А те города, которые будут продолжать сопротивляться, он сожжет, разграбит и разрушит, сотрет их стены с лица земли навечно и уведет жителей в рабство.
Наконец Хоремхеб двинулся в поход на Иоппию и послал свой флот закрыть вход в гавань. С помощью своих шпионов он распространял эти воззвания, вызывавшие большую растерянность и смятение в городах и споры среди врагов, что и было их единственной целью. Но Капта, человек осторожный, оставался за стенами Газы на тот случай, если Хоремхеб потерпит поражение, ибо Азиру и хетты, объединившись, собирали громадные силы в глубине страны.
Роджу Бычья Шея примирился с Капта, который рассеял его заблуждения, объяснив, что воины, занимавшиеся грабежами во время осады, украли четыре сотни подхвостников со склада конской сбруи и съели их, потому что они были изготовлены из мягкой кожи и их можно было жевать, заглушая муки голода. Когда Роджу услышал это, припадок его бешенства утих настолько, что его уже можно было развязать, и он простил своим товарищам воровство за их великую доблесть.

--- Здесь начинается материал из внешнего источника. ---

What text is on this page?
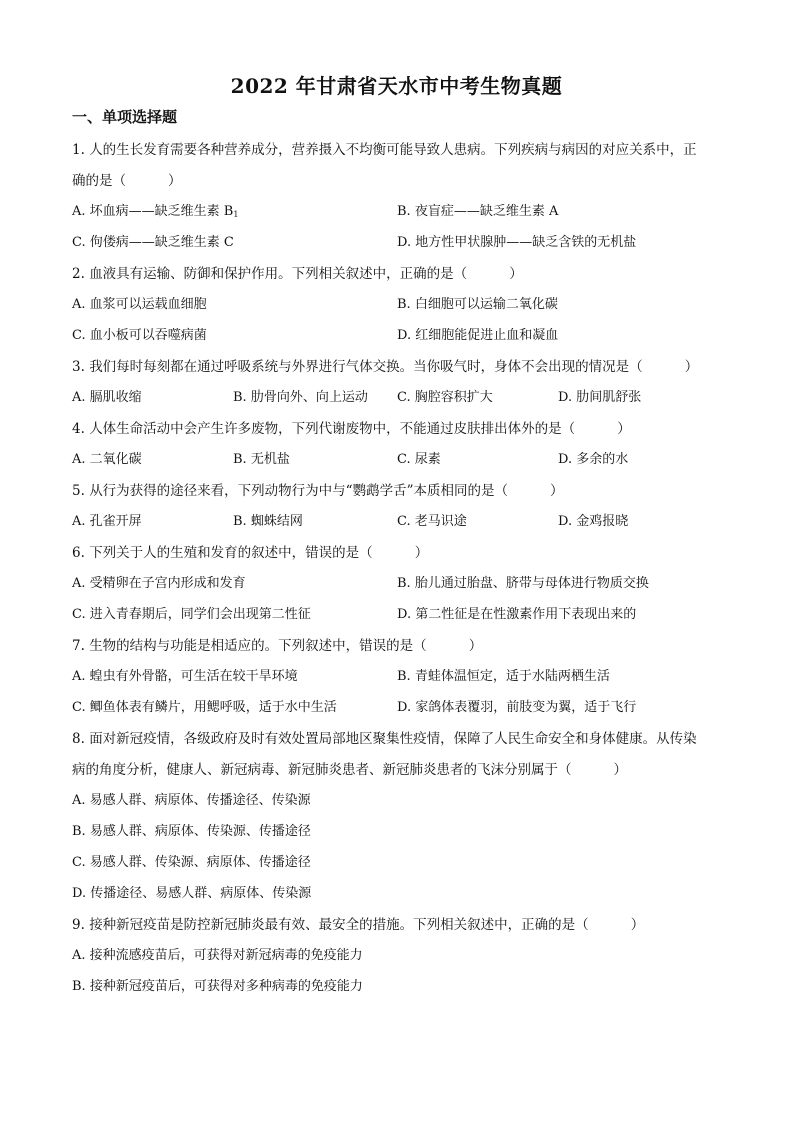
2022 年甘肃省天水市中考生物真题
一、单项选择题
1. 人的生长发育需要各种营养成分，营养摄入不均衡可能导致人患病。下列疾病与病因的对应关系中，正
确的是（	）
A. 坏血病——缺乏维生素 $B_1$	B. 夜盲症——缺乏维生素 A
C. 佝偻病——缺乏维生素 C	D. 地方性甲状腺肿——缺乏含铁的无机盐
2. 血液具有运输、防御和保护作用。下列相关叙述中，正确的是（	）
A. 血浆可以运载血细胞	B. 白细胞可以运输二氧化碳
C. 血小板可以吞噬病菌	D. 红细胞能促进止血和凝血
3. 我们每时每刻都在通过呼吸系统与外界进行气体交换。当你吸气时，身体不会出现的情况是（	）
A. 膈肌收缩	B. 肋骨向外、向上运动 C. 胸腔容积扩大	D. 肋间肌舒张
4. 人体生命活动中会产生许多废物，下列代谢废物中，不能通过皮肤排出体外的是（	）
A. 二氧化碳	B. 无机盐	C. 尿素	D. 多余的水
5. 从行为获得的途径来看，下列动物行为中与“鹦鹉学舌”本质相同的是（	）
A. 孔雀开屏	B. 蜘蛛结网	C. 老马识途	D. 金鸡报晓
6. 下列关于人的生殖和发育的叙述中，错误的是（	）
A. 受精卵在子宫内形成和发育	B. 胎儿通过胎盘、脐带与母体进行物质交换
C. 进入青春期后，同学们会出现第二性征	D. 第二性征是在性激素作用下表现出来的
7. 生物的结构与功能是相适应的。下列叙述中，错误的是（	）
A. 蝗虫有外骨骼，可生活在较干旱环境	B. 青蛙体温恒定，适于水陆两栖生活
C. 鲫鱼体表有鳞片，用鳃呼吸，适于水中生活	D. 家鸽体表覆羽，前肢变为翼，适于飞行
8. 面对新冠疫情，各级政府及时有效处置局部地区聚集性疫情，保障了人民生命安全和身体健康。从传染
病的角度分析，健康人、新冠病毒、新冠肺炎患者、新冠肺炎患者的飞沫分别属于（	）
A. 易感人群、病原体、传播途径、传染源
B. 易感人群、病原体、传染源、传播途径
C. 易感人群、传染源、病原体、传播途径
D. 传播途径、易感人群、病原体、传染源
9. 接种新冠疫苗是防控新冠肺炎最有效、最安全的措施。下列相关叙述中，正确的是（	）
A. 接种流感疫苗后，可获得对新冠病毒的免疫能力
B. 接种新冠疫苗后，可获得对多种病毒的免疫能力
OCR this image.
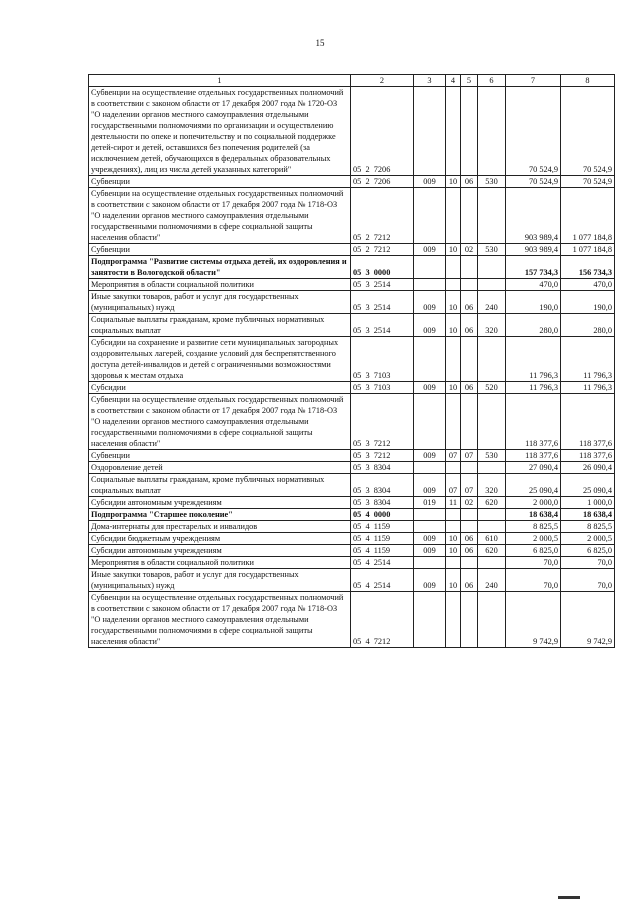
15
1	2	3	4	5	6	7	8
Субвенции на осуществление отдельных государственных полномочий в соответствии с законом области от 17 декабря 2007 года № 1720-ОЗ "О наделении органов местного самоуправления отдельными государственными полномочиями по организации и осуществлению деятельности по опеке и попечительству и по социальной поддержке детей-сирот и детей, оставшихся без попечения родителей (за исключением детей, обучающихся в федеральных образовательных учреждениях), лиц из числа детей указанных категорий"	05  2  7206					70 524,9	70 524,9
Субвенции	05  2  7206	009	10	06	530	70 524,9	70 524,9
Субвенции на осуществление отдельных государственных полномочий в соответствии с законом области от 17 декабря 2007 года № 1718-ОЗ "О наделении органов местного самоуправления отдельными государственными полномочиями в сфере социальной защиты населения области"	05  2  7212					903 989,4	1 077 184,8
Субвенции	05  2  7212	009	10	02	530	903 989,4	1 077 184,8
Подпрограмма "Развитие системы отдыха детей, их оздоровления и занятости в Вологодской области"	05  3  0000					157 734,3	156 734,3
Мероприятия в области социальной политики	05  3  2514					470,0	470,0
Иные закупки товаров, работ и услуг для государственных (муниципальных) нужд	05  3  2514	009	10	06	240	190,0	190,0
Социальные выплаты гражданам, кроме публичных нормативных социальных выплат	05  3  2514	009	10	06	320	280,0	280,0
Субсидии на сохранение и развитие сети муниципальных загородных оздоровительных лагерей, создание условий для беспрепятственного доступа детей-инвалидов и детей с ограниченными возможностями здоровья к местам отдыха	05  3  7103					11 796,3	11 796,3
Субсидии	05  3  7103	009	10	06	520	11 796,3	11 796,3
Субвенции на осуществление отдельных государственных полномочий в соответствии с законом области от 17 декабря 2007 года № 1718-ОЗ "О наделении органов местного самоуправления отдельными государственными полномочиями в сфере социальной защиты населения области"	05  3  7212					118 377,6	118 377,6
Субвенции	05  3  7212	009	07	07	530	118 377,6	118 377,6
Оздоровление детей	05  3  8304					27 090,4	26 090,4
Социальные выплаты гражданам, кроме публичных нормативных социальных выплат	05  3  8304	009	07	07	320	25 090,4	25 090,4
Субсидии автономным учреждениям	05  3  8304	019	11	02	620	2 000,0	1 000,0
Подпрограмма "Старшее поколение"	05  4  0000					18 638,4	18 638,4
Дома-интернаты для престарелых и инвалидов	05  4  1159					8 825,5	8 825,5
Субсидии бюджетным учреждениям	05  4  1159	009	10	06	610	2 000,5	2 000,5
Субсидии автономным учреждениям	05  4  1159	009	10	06	620	6 825,0	6 825,0
Мероприятия в области социальной политики	05  4  2514					70,0	70,0
Иные закупки товаров, работ и услуг для государственных (муниципальных) нужд	05  4  2514	009	10	06	240	70,0	70,0
Субвенции на осуществление отдельных государственных полномочий в соответствии с законом области от 17 декабря 2007 года № 1718-ОЗ "О наделении органов местного самоуправления отдельными государственными полномочиями в сфере социальной защиты населения области"	05  4  7212					9 742,9	9 742,9
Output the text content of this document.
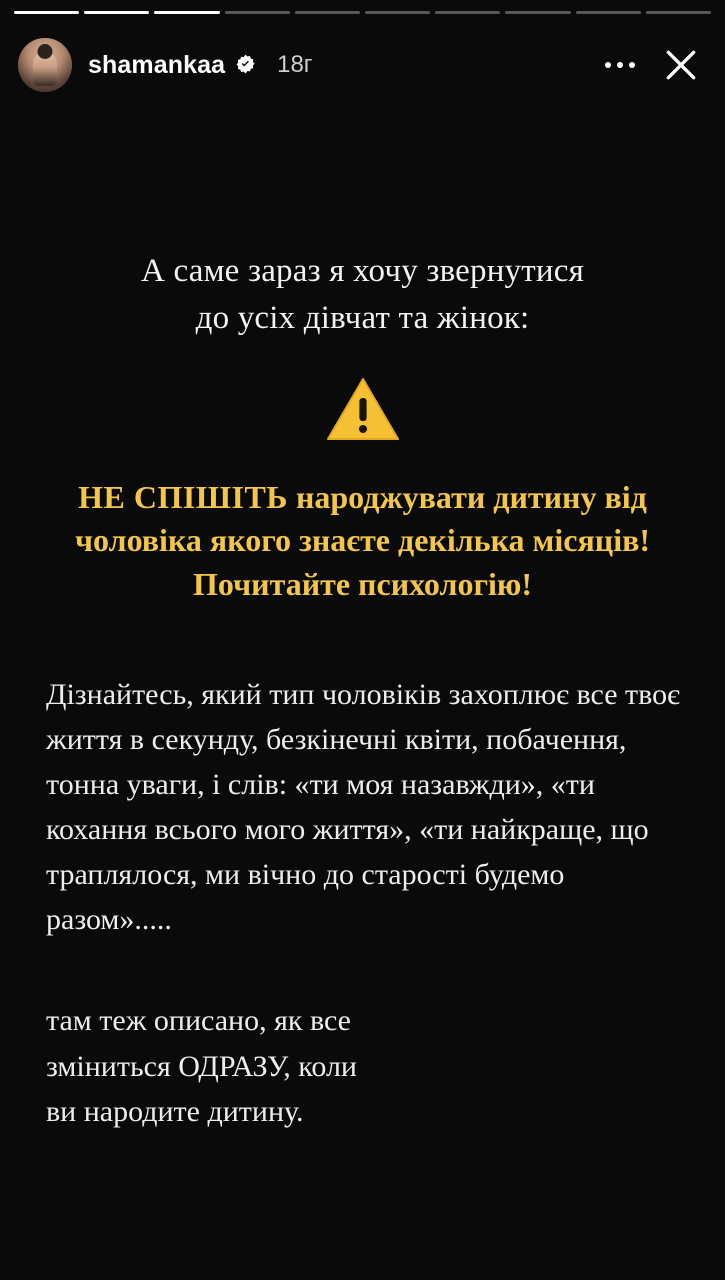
shamankaa 18г
А саме зараз я хочу звернутися
до усіх дівчат та жінок:
НЕ СПІШІТЬ народжувати дитину від
чоловіка якого знаєте декілька місяців!
Почитайте психологію!
Дізнайтесь, який тип чоловіків захоплює все твоє життя в секунду, безкінечні квіти, побачення, тонна уваги, і слів: «ти моя назавжди», «ти кохання всього мого життя», «ти найкраще, що траплялося, ми вічно до старості будемо разом».....
там теж описано, як все
зміниться ОДРАЗУ, коли
ви народите дитину.
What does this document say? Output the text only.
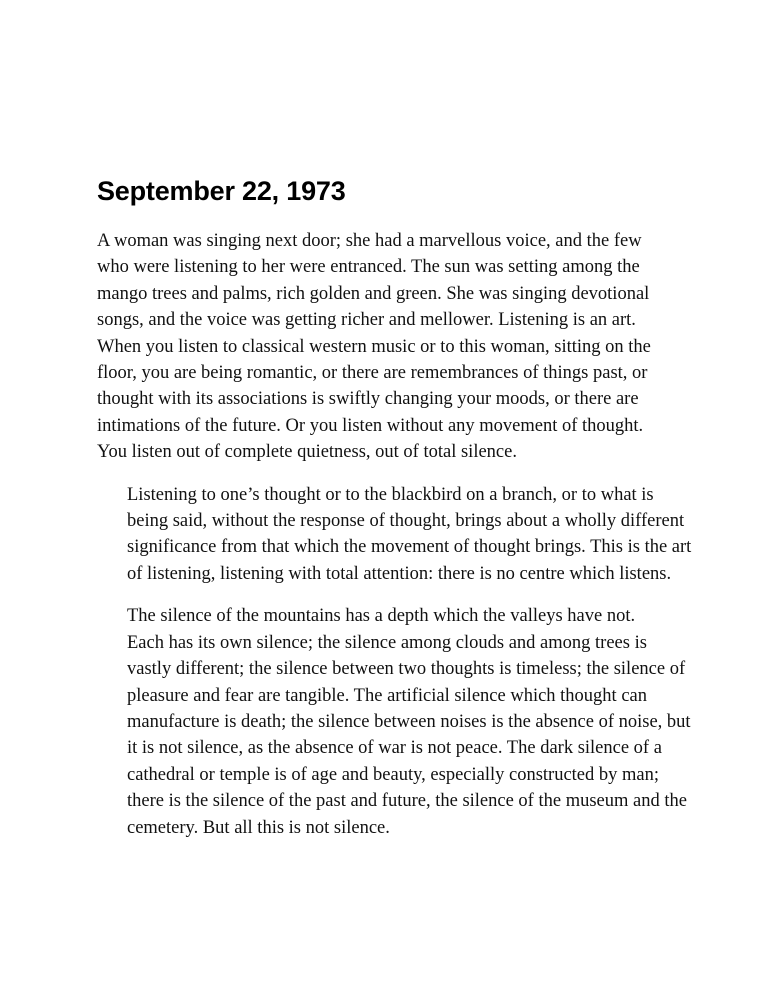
September 22, 1973

A woman was singing next door; she had a marvellous voice, and the few
who were listening to her were entranced. The sun was setting among the
mango trees and palms, rich golden and green. She was singing devotional
songs, and the voice was getting richer and mellower. Listening is an art.
When you listen to classical western music or to this woman, sitting on the
floor, you are being romantic, or there are remembrances of things past, or
thought with its associations is swiftly changing your moods, or there are
intimations of the future. Or you listen without any movement of thought.
You listen out of complete quietness, out of total silence.

Listening to one’s thought or to the blackbird on a branch, or to what is

being said, without the response of thought, brings about a wholly different
significance from that which the movement of thought brings. This is the art
of listening, listening with total attention: there is no centre which listens.

The silence of the mountains has a depth which the valleys have not.

Each has its own silence; the silence among clouds and among trees is
vastly different; the silence between two thoughts is timeless; the silence of
pleasure and fear are tangible. The artificial silence which thought can
manufacture is death; the silence between noises is the absence of noise, but
it is not silence, as the absence of war is not peace. The dark silence of a
cathedral or temple is of age and beauty, especially constructed by man;
there is the silence of the past and future, the silence of the museum and the
cemetery. But all this is not silence.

Когда Хоремхеб отбыл со своими воинами, Роджу запер ворота Газы, торжественно поклявшись, что никогда более не впустит никакие войска в город. Он пил вино и наблюдал за игрой Капта со стражником. К моменту отъезда Хоремхеба Капта отыграл у старика только полтора миллиона дебенов золота. Они пили и бросали кости с утра до ночи, ссорились и швыряли кости в лицо друг другу, хлопали в ладоши и высыпали кости из чашки так, что те катились по полу. Жадный старик делал только маленькие ставки, он горевал и оплакивал каждую свою потерю. Едва Хоремхеб осадил Иоппию, Капта заставил старика поднять ставки; когда же гонец принес весть, что Хоремхеб прорвался в город, Капта, бросив кости несколько раз, обобрал своего противника так, что тот оказался должен ему несколько сотен тысяч дебенов золота. Капта, однако, был великодушен и простил долг. Он пожаловал старику новые одежды и пригоршню или около того серебра, так что тот плакал от радости и благословлял Капта как своего благодетеля.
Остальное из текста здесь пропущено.